One day there arrived four Australian aviators who had been captured in the Jordan Valley. R., the pilot of a Bristol Fighter, had landed behind the Turkish lines after his petrol tank was hit. H. had tried very pluckily to pick him up. H. made a splendid landing and—with R. and R.'s observer seated on the lower planes, one on each side of the pilot's cockpit, attempted to take his two-seater into the air with a load of four men. He might well have succeeded if R. had not jerked his body backward, to avoid a hot blast from the exhaust outlet; with the result that the equilibrium was upset, and the craft swung round and hit a pile of stones. The four officers burned their machines before they were captured.

The Australians and I were taken for interrogation to German Headquarters. We had agreed that our best plan would be to claim complete ignorance of everything, and the invariable answer of C., the first to enter the private office of the intelligence officer—one Leutnant Santel—was "I don't know." When H., the second on the list, adopted the same tactics, Santel tried bluff.

"So!" he said, softly, as if speaking to himself. "How happy am I that it is I and not another who makes the interrogation. Most people would order bad treatment for prisoners who refuse a correct reply. Even I may have to do this. If the Pasha says to me: 'What have you learned from these prisoners?' and I reply: 'They say they know nothing,' he will be very angry and order severe measures."

"Uh-huh"—from H.

"Ah, sorry, I forgot you, my friend," said Santel with a start…. "Your aeroplanes are useful in communicating with the Bedouins east of the Jordan, are they not?"

"I don't know."

"But I do know."

"Why ask me then?"—the reply obvious.

"You don't know! You don't know! So! Please leave the room."

H. returned to us; and none of the remaining was questioned that day.

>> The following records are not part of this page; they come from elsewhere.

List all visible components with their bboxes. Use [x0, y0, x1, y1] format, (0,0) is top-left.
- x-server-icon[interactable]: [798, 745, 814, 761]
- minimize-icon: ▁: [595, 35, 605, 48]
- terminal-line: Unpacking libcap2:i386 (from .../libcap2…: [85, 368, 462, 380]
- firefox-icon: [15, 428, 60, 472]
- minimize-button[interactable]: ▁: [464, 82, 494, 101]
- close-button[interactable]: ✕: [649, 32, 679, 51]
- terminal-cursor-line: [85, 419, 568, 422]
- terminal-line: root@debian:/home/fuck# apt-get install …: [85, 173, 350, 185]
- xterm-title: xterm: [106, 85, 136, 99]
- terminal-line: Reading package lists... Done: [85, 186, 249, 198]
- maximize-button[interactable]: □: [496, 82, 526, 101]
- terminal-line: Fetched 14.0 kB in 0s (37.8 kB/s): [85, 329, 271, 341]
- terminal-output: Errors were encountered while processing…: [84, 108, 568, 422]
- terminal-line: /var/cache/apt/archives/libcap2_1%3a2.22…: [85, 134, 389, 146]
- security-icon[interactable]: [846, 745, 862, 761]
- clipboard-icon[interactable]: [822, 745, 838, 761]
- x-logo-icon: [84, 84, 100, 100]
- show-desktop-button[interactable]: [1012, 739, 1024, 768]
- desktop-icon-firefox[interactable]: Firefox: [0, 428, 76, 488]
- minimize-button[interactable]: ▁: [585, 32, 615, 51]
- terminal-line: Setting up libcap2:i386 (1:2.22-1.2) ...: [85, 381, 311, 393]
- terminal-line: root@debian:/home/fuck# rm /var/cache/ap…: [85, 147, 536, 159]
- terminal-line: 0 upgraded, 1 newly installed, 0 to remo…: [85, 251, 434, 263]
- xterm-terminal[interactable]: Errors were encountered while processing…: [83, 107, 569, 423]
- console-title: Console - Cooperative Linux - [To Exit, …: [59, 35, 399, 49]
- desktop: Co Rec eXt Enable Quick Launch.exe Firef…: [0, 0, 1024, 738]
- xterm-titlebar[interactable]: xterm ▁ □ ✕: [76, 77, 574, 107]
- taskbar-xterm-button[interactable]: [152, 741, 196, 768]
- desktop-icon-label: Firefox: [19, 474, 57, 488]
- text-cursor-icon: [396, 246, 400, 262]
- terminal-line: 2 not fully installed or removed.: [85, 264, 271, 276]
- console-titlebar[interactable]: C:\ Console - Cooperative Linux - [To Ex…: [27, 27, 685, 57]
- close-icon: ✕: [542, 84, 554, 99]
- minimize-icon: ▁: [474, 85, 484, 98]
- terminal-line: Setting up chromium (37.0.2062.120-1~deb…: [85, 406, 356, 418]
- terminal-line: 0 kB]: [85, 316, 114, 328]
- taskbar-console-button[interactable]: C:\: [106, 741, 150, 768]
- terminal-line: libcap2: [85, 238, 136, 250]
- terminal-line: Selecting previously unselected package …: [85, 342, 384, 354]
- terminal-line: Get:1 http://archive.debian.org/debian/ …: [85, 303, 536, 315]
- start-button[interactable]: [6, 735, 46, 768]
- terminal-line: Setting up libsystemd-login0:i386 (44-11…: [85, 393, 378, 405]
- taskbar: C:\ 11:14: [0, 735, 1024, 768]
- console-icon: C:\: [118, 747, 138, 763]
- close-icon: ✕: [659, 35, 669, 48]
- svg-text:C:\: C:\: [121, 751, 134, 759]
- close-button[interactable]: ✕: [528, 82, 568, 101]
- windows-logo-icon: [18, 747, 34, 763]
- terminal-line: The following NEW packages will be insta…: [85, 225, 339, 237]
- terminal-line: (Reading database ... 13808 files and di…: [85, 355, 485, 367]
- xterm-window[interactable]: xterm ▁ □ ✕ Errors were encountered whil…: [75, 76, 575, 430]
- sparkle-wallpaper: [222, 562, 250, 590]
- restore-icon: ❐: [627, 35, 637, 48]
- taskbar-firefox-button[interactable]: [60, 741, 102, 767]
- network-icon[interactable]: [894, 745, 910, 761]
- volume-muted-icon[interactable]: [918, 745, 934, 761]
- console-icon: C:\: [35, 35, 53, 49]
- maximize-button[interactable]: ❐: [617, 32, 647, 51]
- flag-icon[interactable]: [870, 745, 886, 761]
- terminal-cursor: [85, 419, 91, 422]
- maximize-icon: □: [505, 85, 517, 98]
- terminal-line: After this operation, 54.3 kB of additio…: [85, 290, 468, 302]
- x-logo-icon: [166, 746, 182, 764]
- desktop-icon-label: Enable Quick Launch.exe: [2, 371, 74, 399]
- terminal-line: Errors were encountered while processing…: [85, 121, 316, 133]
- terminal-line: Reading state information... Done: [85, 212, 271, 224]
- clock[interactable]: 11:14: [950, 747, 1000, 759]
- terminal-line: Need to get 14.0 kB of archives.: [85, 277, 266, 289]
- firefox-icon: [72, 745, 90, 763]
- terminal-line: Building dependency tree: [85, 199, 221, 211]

Leutnant Santel adopted a more subtle method next morning. With Oberleutnant von Heimburg ("brother of the famous submarine commander," as Santel introduced him), staff officer of the German Flying Corps at Palestine Headquarters, he came to the barracks and invited C., R., and me to Haifa for the day, on condition that we gave parole until the return.

We accepted and agreed, but while getting ready I remembered how, before my capture, it had been my duty to extract information from a German pilot while entertaining him; and I warned the others not to be drawn into friendly talk about aeroplanes and operations.

It was as we expected. While we were driving to Afuleh aerodrome for lunch in the Flying Corps mess, Von Heimburg and Santel refrained from mention of the war, but at table they performed the usual trick of showing photographs of British aerodromes and pilots, in the vain hope that on recognizing them we would say something useful.

Next we travelled along a narrow-gauge line to Haifa in a swaying truck, the motive power of which was a tractor propellor, driven by a 160 H.P. Mercedes aero-engine. Once again, over tea at the Mount Carmel Hotel in Haifa, the Germans led the talk to Palestine operations and aeroplanes; and once again we led it back to shoes and ships and sealing-wax and cabbages and kings.

When Santel betrayed a desire for knowledge of the habits and exploits of Colonel Lawrence (who was performing such magnificent work as political officer with the Arab army of the King of the Hedjaz) H. said he had never heard of him, but that in Australia he knew a fellow named Lawrence, who—who——

Santel interrupted and did not try to conceal his annoyance. Then he began talking about Miss Gertrude Bell, an Englishwoman who had done brilliant political work among the Mesopotamian Arabs. This time we were able to say with truth that we knew nothing of the matter; although Santel continued to discuss and libel the lady, whom the Germans were going to shoot, he said.